Riceviamo e volentieri pubblichiamo.
Spettabile redazione
ROARS
In merito a quanto apparso sul vostro sito relativamente al tema dell’alternanza scuola lavoro in Veneto, riteniamo utile sottoporre alla vostra attenzione quanto segue:
1- Nell’ambito del rinnovo del protocollo d’intesa sull’ASL sottoscritto nel 2018, si prevedono diverse iniziative da realizzare assieme all’USR e alle Parti Sociali. Alcune di queste iniziative sono state pienamente condivise altre meno poichè presentavano delle criticità che abbiamo puntualmente rilevato e mitigato in sede di confronto. Non è una novità per noi che la linea della Regione e dell’assessore Donazzan sia quella di una forte “subalternità” della scuola alle esigenze dell’impresa. Lo sappiamo da anni e da sempre la contrastiamo, a differenza di altri che se ne accorgono solo adesso.
2- Cgil Veneto e FLC Veneto non hanno avvallato alcun progetto specifico di Formazione di Docenti presso le Aziende del Veneto, progetto che è stato concordato tra Regione e USR senza alcun momento di confronto di merito come sarebbe stato auspicabile. È evidente che la tempistica del progetto risponde più a logiche politiche dell’assessore Donazzan che ad esigenze reali delle scuole e degli insegnanti, esigenze che vanno discusse dalla scuola con i docenti interessati e sviluppate con il sistema economico territoriale nella reciproca autonomia.
3- Le esperienze “formative” dei docenti nell’ambito dei rapporti con il mondo del lavoro, non sono una novità e possono essere utili qualora rispondano ad esigenze specifiche delle scuole, soprattutto Tecnico-professionali.
4- La scuola ha una precisa missione educativa, ma è evidente che non può essere isolata dal contesto economico e sociale in cui opera, tanto più dovendo gestire i percorsi di ASL recentemente modificati, ai quali come Cgil continuiamo a voler garantire la caratteristica preminente di momento formativo di qualità per gli studenti coinvolti.
Segreterie CGIL e FLC Cgil Veneto
In merito al punto:
1) Quali sono state le iniziative condivise e quali quelle rifiutate o mitigate?
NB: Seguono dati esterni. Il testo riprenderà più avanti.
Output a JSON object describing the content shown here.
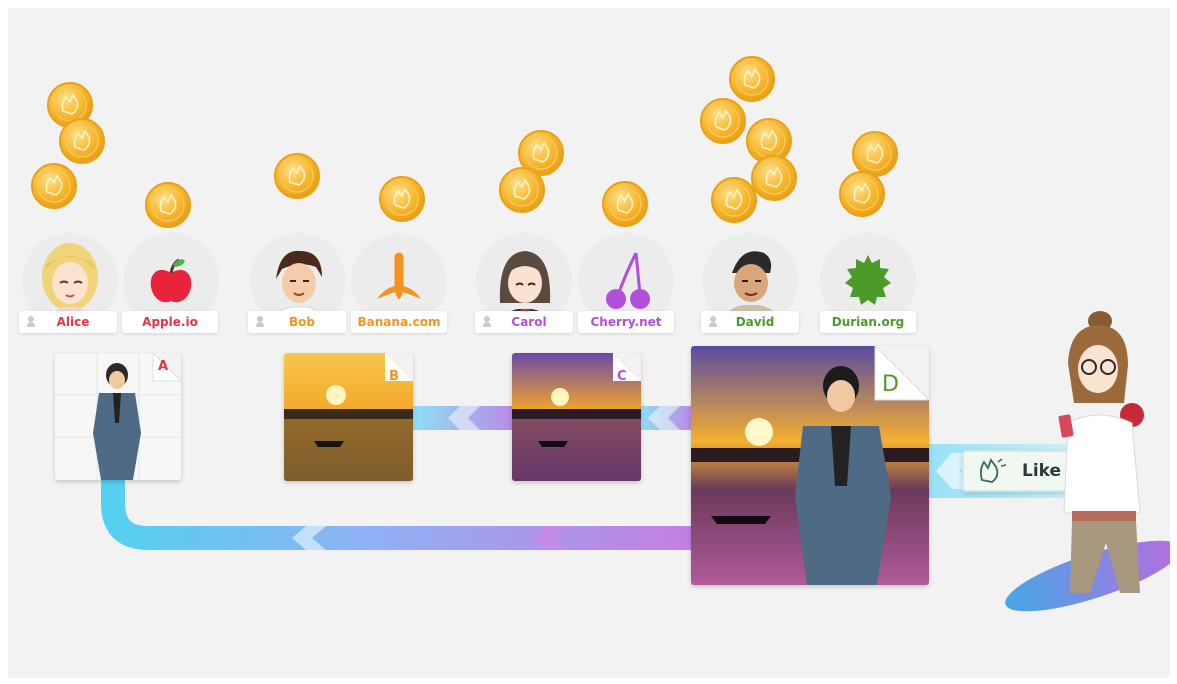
{
  "colors": {
    "background": "#f2f2f2",
    "alice": "#e8334a",
    "bob": "#f2941f",
    "carol": "#b04fd9",
    "david": "#4c9a2a",
    "coin": "#f7b52a",
    "flow_cyan": "#55d0f0",
    "flow_purple": "#b06ee0"
  },
  "participants": [
    {
      "name": "Alice",
      "site": "Apple.io",
      "doc_letter": "A",
      "color": "#e8334a",
      "site_icon": "apple-icon"
    },
    {
      "name": "Bob",
      "site": "Banana.com",
      "doc_letter": "B",
      "color": "#f2941f",
      "site_icon": "banana-icon"
    },
    {
      "name": "Carol",
      "site": "Cherry.net",
      "doc_letter": "C",
      "color": "#b04fd9",
      "site_icon": "cherry-icon"
    },
    {
      "name": "David",
      "site": "Durian.org",
      "doc_letter": "D",
      "color": "#4c9a2a",
      "site_icon": "durian-icon"
    }
  ],
  "like_button": {
    "label": "Like",
    "icon": "clap-hands-icon"
  },
  "coin_icon": "clap-hands-icon"
}
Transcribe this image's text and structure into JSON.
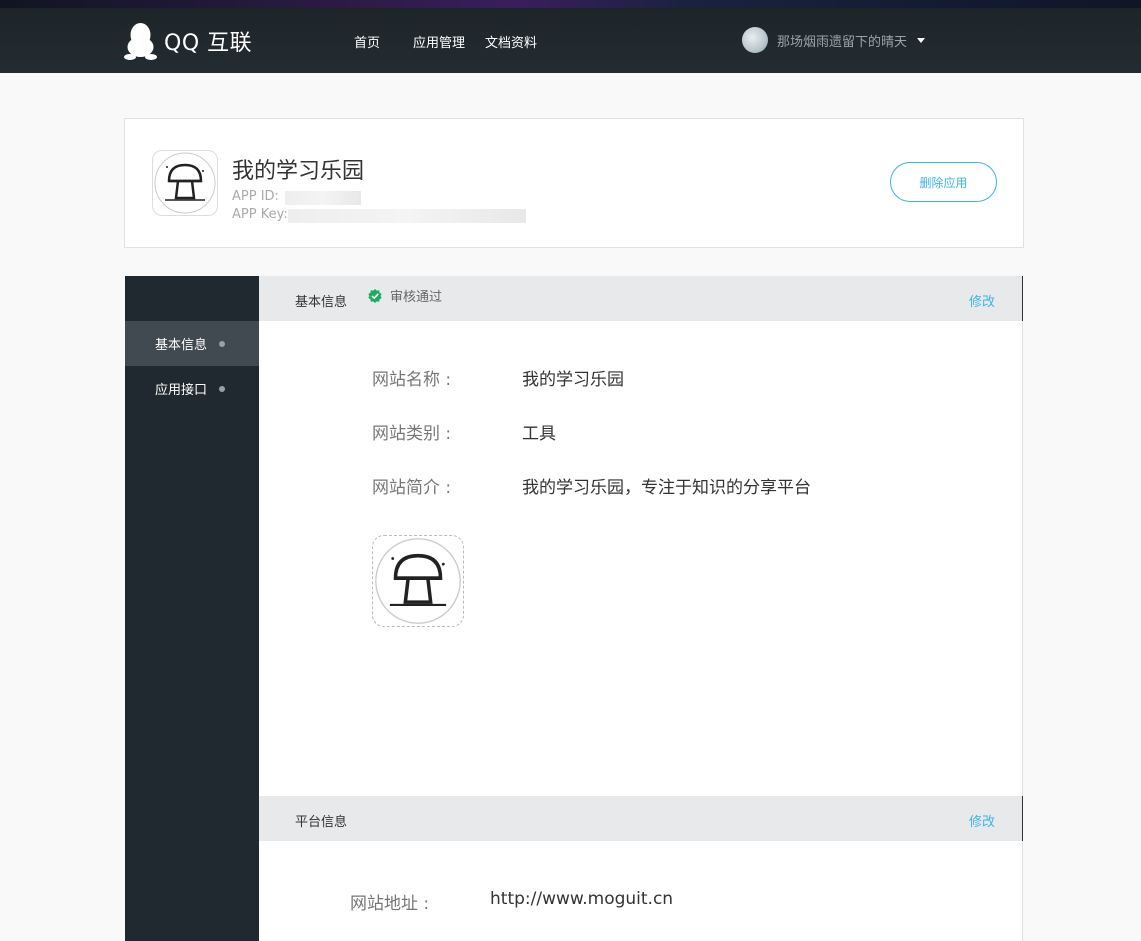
{
  "header": {
    "logo_text": "QQ 互联",
    "nav": [
      "首页",
      "应用管理",
      "文档资料"
    ],
    "user_name": "那场烟雨遗留下的晴天"
  },
  "app": {
    "name": "我的学习乐园",
    "app_id_label": "APP ID:",
    "app_key_label": "APP Key:",
    "delete_label": "删除应用"
  },
  "sidebar": {
    "items": [
      {
        "label": "基本信息",
        "active": true
      },
      {
        "label": "应用接口",
        "active": false
      }
    ]
  },
  "basic_info": {
    "title": "基本信息",
    "status": "审核通过",
    "edit": "修改",
    "rows": [
      {
        "label": "网站名称 :",
        "value": "我的学习乐园"
      },
      {
        "label": "网站类别 :",
        "value": "工具"
      },
      {
        "label": "网站简介 :",
        "value": "我的学习乐园，专注于知识的分享平台"
      }
    ]
  },
  "platform_info": {
    "title": "平台信息",
    "edit": "修改",
    "url_label": "网站地址 :",
    "url_value": "http://www.moguit.cn"
  },
  "colors": {
    "accent": "#3cb3e6",
    "topbar": "#20292f",
    "sidebar": "#20292f",
    "success": "#1aad5b"
  }
}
Credo che si debba cominciare ad essere chiari anche perchè mi sembra che l’accordo raggiunto, ammesso che ci siano state delle modifiche al piano dell’assessore, sia stato fortemente penalizzante per la scuola e per la società. Gli accordi si possono anche non fare. La CGIL veneto sta in Veneto e chi non è nella regione può accorgersi anche in ritardo di ciò che succede. Non è un merito per il sindacato veneto essere intervenuto, se lo ha fatto, in tempo. E’ un demerito averlo fatto con i risultati ottenuti.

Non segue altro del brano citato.